Сестра уложила Бадри обратно, приладила к капельнице двойной баллон, минуту понаблюдала за снижением температуры у больного и вышла.
Дануорти посмотрел на льющий за окном дождь. «Странно себя почувствовал». Не больным почувствовал, а «как-то странно». Логично, что человека, ни разу в жизни даже не чихнувшего, озноб с температурой поставят в тупик. Он поймет только, что дело плохо, и, бросив лабораторию, помчится в паб сообщить кому-нибудь. «Надо сказать Дануорти. Что-то не так».
Профессор снял очки и потер глаза. Их щипало от дезинфицирующего средства. Навалилась усталость. Он не успокоится, пока не узнает, все ли в порядке с Киврин. Бадри спал, избавленный равнодушными врачами от хрипов в дыхании. И Киврин тоже где-то спит, в кишащей блохами постели за семь сотен лет отсюда. А может, не спит, поражает современников застольными манерами и черной каемкой под ногтями или, преклонив колени на грязном каменном полу, наговаривает свои впечатления на диктофон.
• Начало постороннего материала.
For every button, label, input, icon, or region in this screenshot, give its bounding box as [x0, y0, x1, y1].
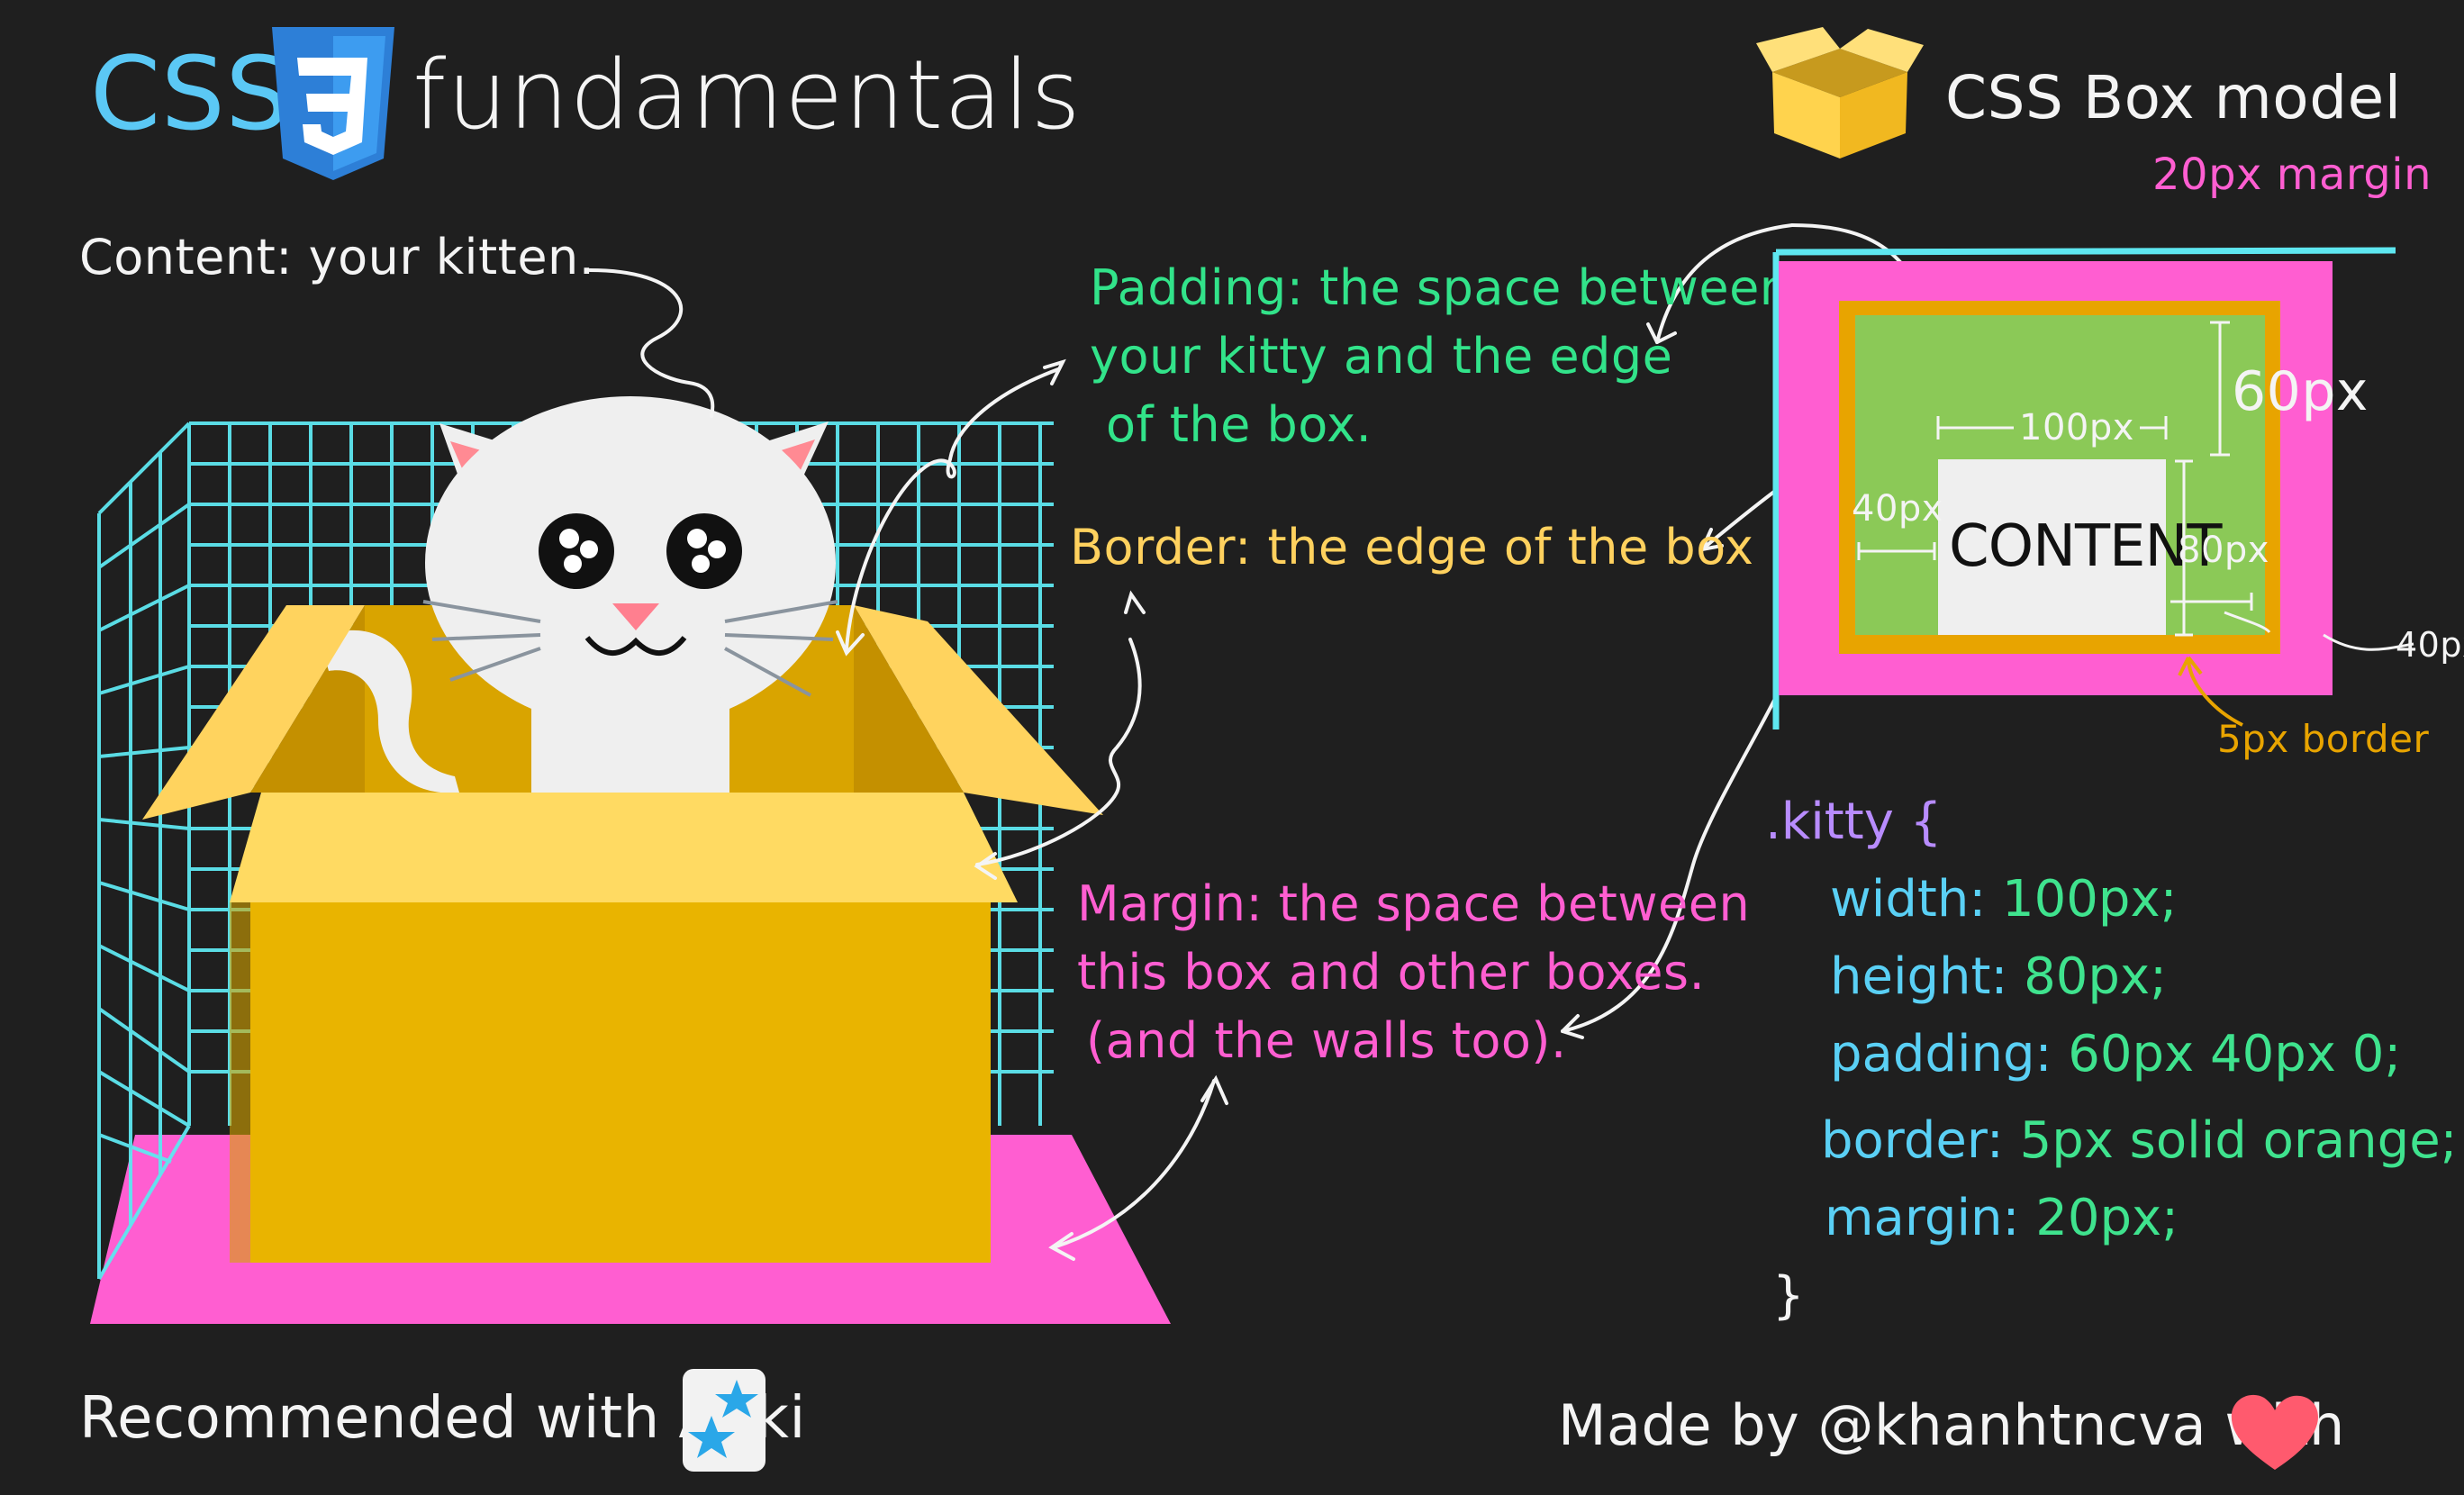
margin-note-line-1: Margin: the space between — [1077, 875, 1751, 932]
border-label: 5px border — [2217, 717, 2430, 761]
made-by-text: Made by @khanhtncva with — [1558, 1392, 2345, 1458]
code-prop: margin — [1825, 1189, 2003, 1247]
padding-note-line-2: your kitty and the edge — [1090, 328, 1673, 385]
anki-icon — [683, 1369, 765, 1472]
code-prop: border — [1821, 1111, 1987, 1170]
code-line-border: border: 5px solid orange; — [1821, 1111, 2458, 1170]
code-value: 80px; — [2024, 947, 2167, 1006]
margin-note: Margin: the space between this box and o… — [1077, 870, 1750, 1075]
css-code-block: .kitty { width: 100px; height: 80px; pad… — [1765, 784, 2458, 1335]
padding-top-label: 60px — [2232, 360, 2369, 423]
code-selector: .kitty { — [1765, 793, 1943, 851]
padding-left-label: 40px — [1852, 488, 1943, 530]
height-label: 80px — [2178, 530, 2269, 571]
code-line-height: height: 80px; — [1830, 947, 2167, 1006]
margin-note-line-2: this box and other boxes. — [1077, 944, 1706, 1001]
padding-note: Padding: the space between your kitty an… — [1090, 254, 1791, 459]
code-value: 100px; — [2002, 870, 2178, 929]
code-line-width: width: 100px; — [1830, 870, 2178, 929]
code-prop: height — [1830, 947, 1991, 1006]
padding-note-line-3: of the box. — [1106, 396, 1372, 453]
code-prop: width — [1830, 870, 1970, 929]
code-line-padding: padding: 60px 40px 0; — [1830, 1025, 2402, 1083]
margin-label: 20px margin — [2152, 150, 2432, 200]
border-note: Border: the edge of the box — [1070, 519, 1754, 575]
width-label: 100px — [2014, 407, 2140, 448]
padding-note-line-1: Padding: the space between — [1090, 259, 1791, 316]
code-value: 20px; — [2035, 1189, 2179, 1247]
margin-note-line-3: (and the walls too). — [1086, 1012, 1567, 1069]
code-prop: padding — [1830, 1025, 2035, 1083]
code-value: 5px solid orange; — [2019, 1111, 2458, 1170]
padding-right-label: 40px — [2396, 625, 2464, 665]
code-close-brace: } — [1772, 1266, 1805, 1325]
code-value: 60px 40px 0; — [2068, 1025, 2402, 1083]
heart-icon — [2231, 1394, 2318, 1470]
code-line-margin: margin: 20px; — [1825, 1189, 2179, 1247]
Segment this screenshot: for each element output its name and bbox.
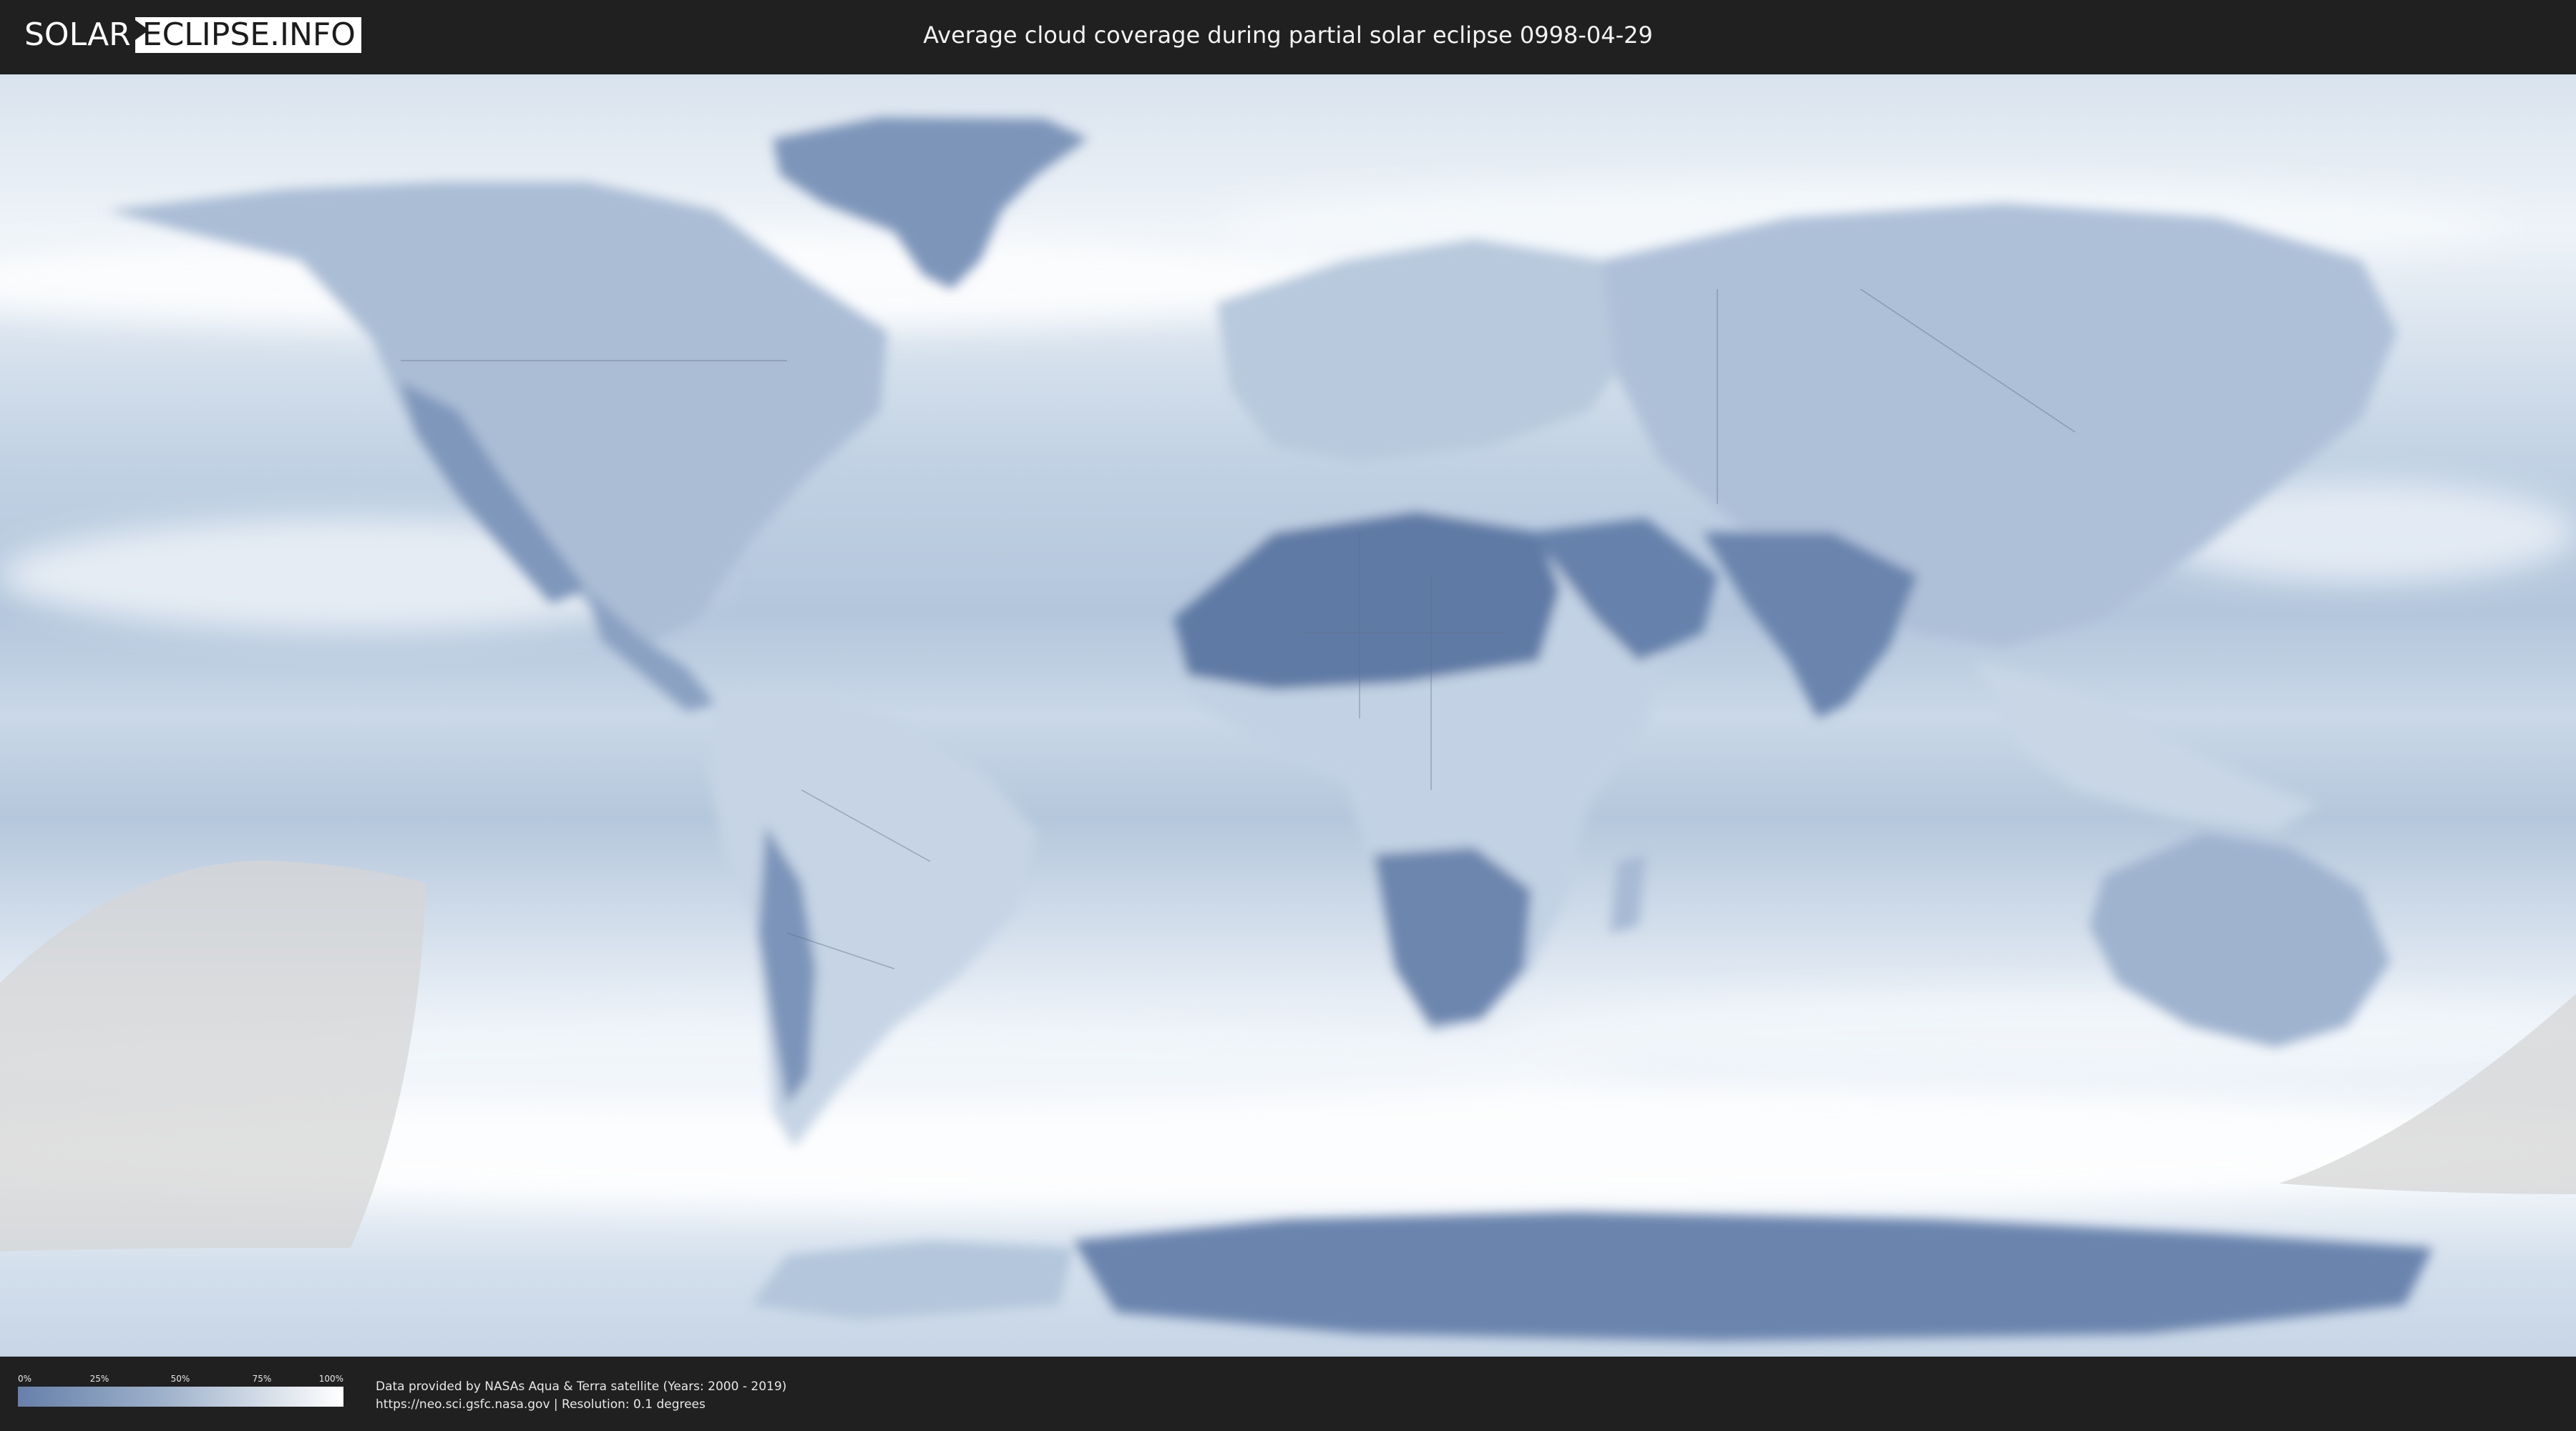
legend-tick: 0% — [18, 1374, 32, 1384]
legend-tick: 75% — [252, 1374, 272, 1384]
legend-tick: 100% — [318, 1374, 343, 1384]
legend-ticks: 0% 25% 50% 75% 100% — [18, 1374, 343, 1387]
cloud-coverage-map — [0, 74, 2576, 1357]
page-title: Average cloud coverage during partial so… — [923, 21, 1653, 49]
legend-tick: 50% — [170, 1374, 190, 1384]
credits-line-url: https://neo.sci.gsfc.nasa.gov | Resoluti… — [376, 1397, 706, 1412]
data-credits: Data provided by NASAs Aqua & Terra sate… — [376, 1378, 786, 1414]
legend-tick: 25% — [89, 1374, 109, 1384]
credits-line-source: Data provided by NASAs Aqua & Terra sate… — [376, 1379, 787, 1394]
legend-gradient-bar — [18, 1387, 343, 1407]
cloud-coverage-legend: 0% 25% 50% 75% 100% — [18, 1374, 343, 1407]
header-bar: SOLAR ECLIPSE.INFO Average cloud coverag… — [0, 0, 2576, 72]
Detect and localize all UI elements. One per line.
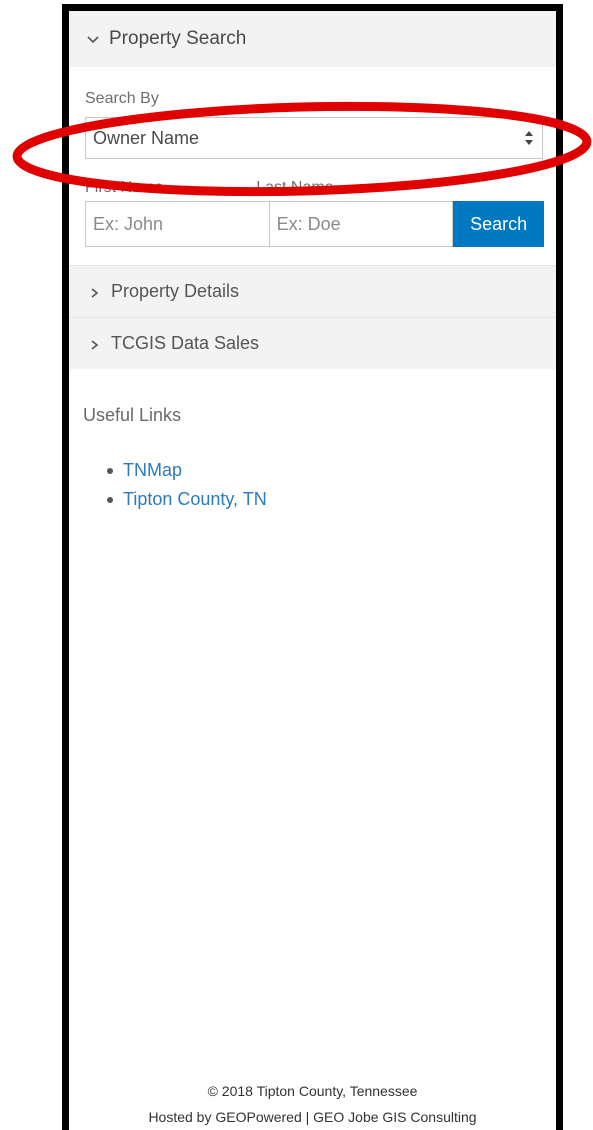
- side-panel: Property Search Search By Owner Name Fir…: [62, 4, 563, 1130]
- first-name-input[interactable]: Ex: John: [85, 201, 270, 247]
- property-details-title: Property Details: [111, 281, 240, 301]
- footer-hosted: Hosted by GEOPowered | GEO Jobe GIS Cons…: [148, 1109, 477, 1125]
- first-name-label: First Name: [85, 179, 164, 196]
- chevron-right-icon: [91, 287, 99, 298]
- useful-links-section: Useful Links TNMap Tipton County, TN: [69, 369, 556, 514]
- link-tnmap[interactable]: TNMap: [123, 460, 182, 481]
- bullet-icon: [107, 496, 113, 503]
- useful-links-list: TNMap Tipton County, TN: [107, 456, 556, 514]
- section-spacer: [69, 247, 556, 265]
- data-sales-header[interactable]: TCGIS Data Sales: [69, 317, 556, 369]
- name-labels: First Name Last Name: [85, 179, 544, 199]
- property-search-body: Search By Owner Name First Name Last Nam…: [69, 89, 556, 247]
- bullet-icon: [107, 467, 113, 474]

Наверное, он задремал. Ему приснилось, что звонит телефон и Финч сообщает, будто американки грозят подать в суд за нехватку туалетной бумаги. А потом заходит декан с Библией. «Евангелие от Матфея, глава вторая, стих одиннадцатый, — цитировал Финч. — Расточительность ведет к нужде». В этот момент практикантка открыла дверь и передала просьбу Мэри зайти к ней в приемный покой неотложки.
Дануорти посмотрел на часы. Двадцать минут пятого. Бадри по-прежнему спал, и вид у него был почти умиротворенный. Практикантка встретила Дануорти в коридоре с флаконом дезинфицирующего средства и направила к лифту.
Запах дезинфектора гнал сон прочь, к первому этажу Дануорти почти проснулся. Там его ждала Мэри — в маске и прочей защитной атрибутике.
— Поступила еще одна пациентка с вирусом, — вздохнула Мэри, вручая ему упаковку СЗК. — Одна из карантинных. Может, из прохожих. Посмотри, вдруг ты ее узнаешь.
Дануорти облачился в СЗК, почти так же неуклюже, как в первый раз, и чуть не разорвал накидку, раздирая застежки-липучки.
— Сомневаюсь. На Хай-стрит целые толпы по магазинам ходили, — сказал он, натягивая перчатки. — И потом, я смотрел только на Бадри, вряд ли я кого-то вспомню из прохожих.
— Понимаю. — Мэри повела его по коридору в неотложку. Казалось, прошла вечность с тех пор, как они здесь сидели.
Впереди группа совершенно неузнаваемых в бумажных облачениях людей катила носилки. Дежурный врач, тоже в защитном костюме, опрашивал худую перепуганную женщину в мокром дождевике и зюйдвестке в тон.